Michel Sodjinou, député réélu à l'Assemblée nationale du Bénin
Le siège de Michel Sodjinou à l’Assemblée nationale est-il compromis ? la Cour constitutionnelle a répondu à la question dans une décision rendue ce jeudi 5 février 2026. Saisie par requête enregistrée le 21 janvier 2026, la Cour était appelée à statuer sur une demande introduite par requérant qui sollicitait l’annulation de l’élection de l’élu à l’Assemblée nationale. Au soutien de son action, le requérant dénonce des agissements qu’il qualifie de « prémédités » et politiquement dommageables.

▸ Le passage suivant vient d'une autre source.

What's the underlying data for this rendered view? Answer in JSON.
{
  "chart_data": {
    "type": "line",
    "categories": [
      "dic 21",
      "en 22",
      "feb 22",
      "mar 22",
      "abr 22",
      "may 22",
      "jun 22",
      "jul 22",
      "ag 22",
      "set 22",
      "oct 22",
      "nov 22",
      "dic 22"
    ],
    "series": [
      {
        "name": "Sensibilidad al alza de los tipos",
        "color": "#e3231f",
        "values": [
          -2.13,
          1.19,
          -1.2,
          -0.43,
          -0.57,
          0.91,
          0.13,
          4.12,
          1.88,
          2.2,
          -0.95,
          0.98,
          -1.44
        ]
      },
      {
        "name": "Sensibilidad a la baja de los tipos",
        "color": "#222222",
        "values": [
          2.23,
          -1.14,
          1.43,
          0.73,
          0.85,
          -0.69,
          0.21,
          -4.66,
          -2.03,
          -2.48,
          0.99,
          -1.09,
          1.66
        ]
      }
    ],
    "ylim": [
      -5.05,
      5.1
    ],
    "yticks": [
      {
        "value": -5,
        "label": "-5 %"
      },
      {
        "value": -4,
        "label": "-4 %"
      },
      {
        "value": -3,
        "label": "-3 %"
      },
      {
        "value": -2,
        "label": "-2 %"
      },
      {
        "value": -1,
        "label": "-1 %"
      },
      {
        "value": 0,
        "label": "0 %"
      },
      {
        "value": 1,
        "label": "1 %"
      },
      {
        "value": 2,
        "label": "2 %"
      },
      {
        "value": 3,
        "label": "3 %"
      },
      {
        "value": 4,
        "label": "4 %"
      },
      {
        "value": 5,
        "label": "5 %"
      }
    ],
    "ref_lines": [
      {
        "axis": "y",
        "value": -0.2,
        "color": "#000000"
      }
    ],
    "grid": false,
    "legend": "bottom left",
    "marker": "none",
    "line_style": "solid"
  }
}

Dans sa requête, il évoque « le comportement inadmissible adopté par monsieur Michel Sodjinou à la veille du dépôt des dossiers de candidature pour les élections générales de 2026 ». Alors député du parti de l’opposition Les Démocrates, Michel Sodjinou a décidé de ne pas parrainer le duo candidat désigné Renaud Agbodjo et Jules Lodjou pour la présidentielle 2026. Il a sollicité et obtenu de la justice le droit de retirer sa fiche de parrainage remis quelques semaines plutôt au président du parti Boni Yayi.
La justice a ordonné au parti et à son président de rétrocéder la fiche et en cas de refus, elle adjoint à la CENA de remettre une autre fiche de parrainage Michel Sodjinou. Ce qui a d’ailleurs été fait. Ce retrait de fiche a fait que le parti ne disposait que de 27 fiches de parrainage pour son duo candidat alors qu’il en fallait au moins 28 pour un duo. Le parti n’a dont pu avoir de duo candidat pour la présidentielle d’avril prochain.
Selon le requérant, ces actes auraient « plongé dans une situation gravement préjudiciable une population qui lui avait accordé sa pleine confiance en l’élisant à l’Assemblée nationale pour la représenter ». Le requérant va plus loin en estimant que ces agissements traduiraient « un acte prémédité visant non seulement à détruire le parti Les Démocrates (LD), mais également à discréditer ses membres ».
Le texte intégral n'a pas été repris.